SSE’s Biodiversity Report 2019 discloses the most significant developments from the SSE Group in relation to biodiversity and the natural environment.
Rachel McEwen, Chief Sustainability Officer, SSE, says: “The significance of this report, amongst the suite of sustainability-related reports, is increasing as stakeholders are seeking evidence of SSE’s impact on the natural world and because the scale of the biodiversity loss emergency globally is ever-more apparent.
“It is now well understood that the emergency of biodiversity loss is as important as, and intrinsically interwoven with, the climate emergency. Environmental degradation is bad for societies, economies and business.”SSE’s strategy review in 2018 hardwired the transition to a zero-carbon world front and centre of the business, and in May it published a greenprint for a cleaner, resilient economy. SSE Business Energy is focused on delivering climate change solutions such as Green and EV contracts.
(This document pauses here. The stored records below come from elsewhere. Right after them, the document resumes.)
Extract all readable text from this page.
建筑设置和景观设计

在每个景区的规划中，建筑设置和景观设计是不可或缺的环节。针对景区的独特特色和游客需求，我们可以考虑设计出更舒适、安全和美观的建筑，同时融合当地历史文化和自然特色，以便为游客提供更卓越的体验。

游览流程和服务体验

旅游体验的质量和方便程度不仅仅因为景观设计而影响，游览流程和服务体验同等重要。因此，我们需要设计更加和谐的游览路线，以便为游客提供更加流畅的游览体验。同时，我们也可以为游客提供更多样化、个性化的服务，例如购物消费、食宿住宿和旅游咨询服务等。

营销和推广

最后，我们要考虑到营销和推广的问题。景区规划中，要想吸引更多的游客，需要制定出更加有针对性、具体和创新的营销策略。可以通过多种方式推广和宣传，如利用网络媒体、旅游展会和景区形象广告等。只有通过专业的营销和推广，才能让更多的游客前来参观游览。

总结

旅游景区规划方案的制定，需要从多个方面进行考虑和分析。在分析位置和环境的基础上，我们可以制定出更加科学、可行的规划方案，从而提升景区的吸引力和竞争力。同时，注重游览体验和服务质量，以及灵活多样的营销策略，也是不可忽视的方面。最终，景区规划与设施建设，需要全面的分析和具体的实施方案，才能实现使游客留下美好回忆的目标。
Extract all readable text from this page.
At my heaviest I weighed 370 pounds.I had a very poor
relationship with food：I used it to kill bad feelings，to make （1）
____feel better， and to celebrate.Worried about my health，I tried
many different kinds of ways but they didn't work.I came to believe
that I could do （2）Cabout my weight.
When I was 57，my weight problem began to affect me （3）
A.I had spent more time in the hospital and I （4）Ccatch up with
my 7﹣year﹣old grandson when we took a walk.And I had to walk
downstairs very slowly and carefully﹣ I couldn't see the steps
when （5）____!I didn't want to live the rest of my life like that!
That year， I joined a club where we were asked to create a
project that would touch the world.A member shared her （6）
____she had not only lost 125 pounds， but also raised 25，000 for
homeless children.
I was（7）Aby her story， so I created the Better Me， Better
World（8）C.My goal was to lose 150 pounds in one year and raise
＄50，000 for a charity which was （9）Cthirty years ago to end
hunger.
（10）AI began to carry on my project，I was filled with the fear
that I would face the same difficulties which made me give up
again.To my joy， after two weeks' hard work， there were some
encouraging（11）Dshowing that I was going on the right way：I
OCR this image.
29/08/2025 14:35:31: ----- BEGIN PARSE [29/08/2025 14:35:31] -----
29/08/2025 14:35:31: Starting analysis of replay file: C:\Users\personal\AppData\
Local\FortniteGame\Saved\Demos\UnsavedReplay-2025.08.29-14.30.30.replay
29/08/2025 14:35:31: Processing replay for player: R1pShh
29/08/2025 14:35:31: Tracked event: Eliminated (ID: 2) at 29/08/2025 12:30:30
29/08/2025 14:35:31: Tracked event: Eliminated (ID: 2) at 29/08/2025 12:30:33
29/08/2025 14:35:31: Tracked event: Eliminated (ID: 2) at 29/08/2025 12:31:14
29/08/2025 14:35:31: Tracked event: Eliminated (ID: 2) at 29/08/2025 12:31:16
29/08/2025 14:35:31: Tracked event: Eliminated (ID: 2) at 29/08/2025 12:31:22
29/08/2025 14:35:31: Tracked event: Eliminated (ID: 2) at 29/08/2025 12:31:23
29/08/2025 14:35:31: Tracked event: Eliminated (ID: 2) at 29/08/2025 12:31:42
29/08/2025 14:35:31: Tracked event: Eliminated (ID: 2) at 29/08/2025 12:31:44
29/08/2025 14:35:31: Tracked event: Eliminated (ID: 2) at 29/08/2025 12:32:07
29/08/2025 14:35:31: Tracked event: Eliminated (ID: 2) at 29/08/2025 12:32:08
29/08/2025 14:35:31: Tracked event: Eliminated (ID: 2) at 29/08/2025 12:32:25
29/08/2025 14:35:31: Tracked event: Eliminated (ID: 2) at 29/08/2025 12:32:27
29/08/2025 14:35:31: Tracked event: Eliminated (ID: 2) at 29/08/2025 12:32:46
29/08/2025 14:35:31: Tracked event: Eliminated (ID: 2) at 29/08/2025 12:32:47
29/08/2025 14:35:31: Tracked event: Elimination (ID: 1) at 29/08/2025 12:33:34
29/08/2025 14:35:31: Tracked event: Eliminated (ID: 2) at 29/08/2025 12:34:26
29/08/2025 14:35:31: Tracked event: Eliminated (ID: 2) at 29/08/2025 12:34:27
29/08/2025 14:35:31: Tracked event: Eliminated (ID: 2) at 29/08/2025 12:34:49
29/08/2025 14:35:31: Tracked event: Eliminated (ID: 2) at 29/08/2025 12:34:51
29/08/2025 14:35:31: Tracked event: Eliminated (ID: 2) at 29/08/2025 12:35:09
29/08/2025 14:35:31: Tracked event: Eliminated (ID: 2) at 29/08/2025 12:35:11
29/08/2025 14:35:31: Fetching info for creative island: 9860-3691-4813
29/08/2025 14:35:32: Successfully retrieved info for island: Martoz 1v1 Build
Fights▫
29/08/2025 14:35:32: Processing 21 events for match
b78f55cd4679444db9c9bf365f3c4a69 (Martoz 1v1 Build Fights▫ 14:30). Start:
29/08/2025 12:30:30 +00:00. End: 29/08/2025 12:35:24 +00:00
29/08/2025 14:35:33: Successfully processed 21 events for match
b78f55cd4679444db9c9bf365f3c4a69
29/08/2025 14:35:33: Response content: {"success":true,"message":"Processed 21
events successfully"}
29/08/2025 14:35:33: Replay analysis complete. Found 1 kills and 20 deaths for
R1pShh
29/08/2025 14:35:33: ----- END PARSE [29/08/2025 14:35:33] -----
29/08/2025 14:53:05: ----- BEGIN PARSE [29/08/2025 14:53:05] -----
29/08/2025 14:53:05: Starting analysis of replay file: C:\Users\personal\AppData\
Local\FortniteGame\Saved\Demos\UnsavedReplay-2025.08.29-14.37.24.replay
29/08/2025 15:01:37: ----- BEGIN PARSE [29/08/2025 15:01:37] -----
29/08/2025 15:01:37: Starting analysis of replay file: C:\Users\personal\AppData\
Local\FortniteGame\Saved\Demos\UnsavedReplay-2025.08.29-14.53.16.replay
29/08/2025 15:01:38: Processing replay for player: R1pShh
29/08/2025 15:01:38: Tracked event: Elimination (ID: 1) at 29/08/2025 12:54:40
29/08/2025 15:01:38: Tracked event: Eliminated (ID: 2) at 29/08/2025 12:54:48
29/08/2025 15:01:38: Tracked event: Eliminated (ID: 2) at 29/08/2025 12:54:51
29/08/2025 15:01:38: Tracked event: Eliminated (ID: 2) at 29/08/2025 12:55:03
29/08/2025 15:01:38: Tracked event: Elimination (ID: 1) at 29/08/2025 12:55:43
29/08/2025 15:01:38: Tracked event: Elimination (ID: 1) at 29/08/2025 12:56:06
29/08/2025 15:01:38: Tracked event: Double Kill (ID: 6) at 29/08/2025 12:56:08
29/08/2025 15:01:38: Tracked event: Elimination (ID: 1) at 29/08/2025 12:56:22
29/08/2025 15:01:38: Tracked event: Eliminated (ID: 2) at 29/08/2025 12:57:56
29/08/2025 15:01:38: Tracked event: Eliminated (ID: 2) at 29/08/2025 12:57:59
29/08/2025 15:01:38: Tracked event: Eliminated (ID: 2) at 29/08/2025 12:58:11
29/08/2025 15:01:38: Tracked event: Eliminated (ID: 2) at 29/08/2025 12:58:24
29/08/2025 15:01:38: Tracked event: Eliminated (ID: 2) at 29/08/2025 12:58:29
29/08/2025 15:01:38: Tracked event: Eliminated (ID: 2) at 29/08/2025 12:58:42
SSE’s Group Environment Strategy outlines the actions being implemented to manage the business impact on the natural environment and biodiversity from its operations. The strategy sets goals, linked to the UN Sustainable Development Goals, to:
- Tackle climate change;
- Be responsible in SSE’s use of resources; and
- Protect and enhance the natural environment in the places SSE operates.
To develop habitat management plans at renewable energy generation sites, SSE works with stakeholders including joint venture partners, academic institutions and wildlife organisations.
At Dunmaglass wind farm, monitoring found that there were 25 territories occupied by golden eagles within the study area, up from 19 in 2015, making this area one of the most rapidly increasing populations of these birds in Scotland.
And following environmental assessments, it was discovered that sea pea, a nationally scarce plant is present in small numbers near SSE’s proposed Seagreen wind farms. The habitat management plan committed to enhancing this species by several measures including local seed collections and translocations.
Most of the work to complete the SSE biodiversity report was undertaken before the coronavirus outbreak in the UK and Ireland.
Rachel McEwen says: “SSE is committed to playing its full part in supporting the response to coronavirus, without losing sight of the fact that the climate and natural environment emergencies remain, and must be dealt with to safeguard well-being for the long term.
“There is an argument that we may emerge from the coronavirus with a greater appreciation of the natural world. While it is too early to know with confidence, there will be lasting consequences of the pandemic and SSE will play its part in helping to ensure the most positive lessons are learnt: for the benefit of both society and the natural environment.”